Argentina no tiene gas natural licuado, sino que lo importa todos los inviernos a precio de mercado por licitación. “Creo que una hipótesis conservadora es que ese precio se mantenga”, proyectó Sergio Chouza, director de la consultora Sarandí.
“Si tenés un invierno similar al anterior en términos de consumo interno, necesitarías importar un 20% más en cantidad. Esto porque Bolivia está abasteciendo menos porque producen menos y exportan más a Brasil”, planteó a El Destape. Esto se le suma al bajo caudal de agua en el río Paraná, lo que complica la generación de energía hidroeléctrica.
Esto redundará en una necesidad de divisas adicional a la habitual para pasar el invierno próximo en un contexto en el que no sobran y que el gobierno pule los últimos detalles técnicos con el FMI para devolverle los US$ 45.000 millones que le dieron a Mauricio Macri. “Las estimaciones hoy gravitan entre US$ 1.500 y US$ 2.000 millones de dólares extra en total para este año”, calculó el economista.

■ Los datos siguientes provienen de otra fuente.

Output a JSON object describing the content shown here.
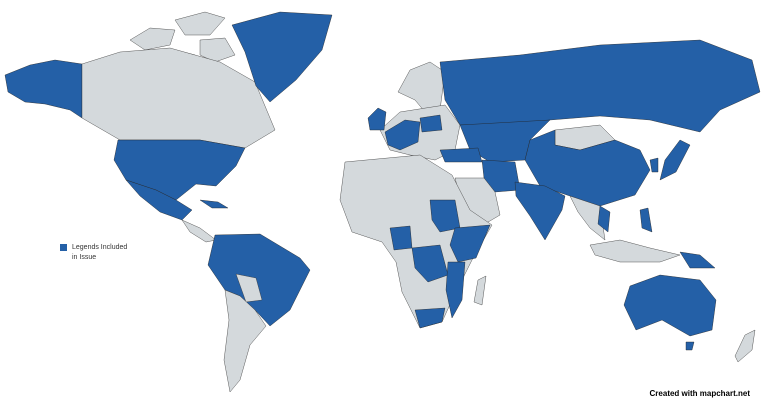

IEASA iba a hacer la compra justo cuando los precios del GNL saltaron en el mercado europeo. El año pasado la licitación cerró con la compra de 52 cargamentos: 23 a BP (ex British Petroleum); 11 buques a la holandesa Gunvor; 7 a la francesa Total; 4 a la también holandesa Vitol; 2 de la suiza Trafigura y 2 de su connacional Glencore; y una cada una a la española Naturgy, la angloholandesa Shell y la estadounidense Cheniere.
«Lo ideal es empezar a construir ya plantas de GNL en la Argentina”, recomendó Moisés Solorza, secretario de Energía de Tierra del Fuego. “Una buena propuesta es hacer en Bahía blanca o Tierra del Fuego plantas que nos aseguren esos suministros por la conexión bioceánica fueguina y el potencial gasífero de la cuenca Austral. No somos Europa, tenemos recursos y esto es una gran oportunidad», comentó con entusiasmo.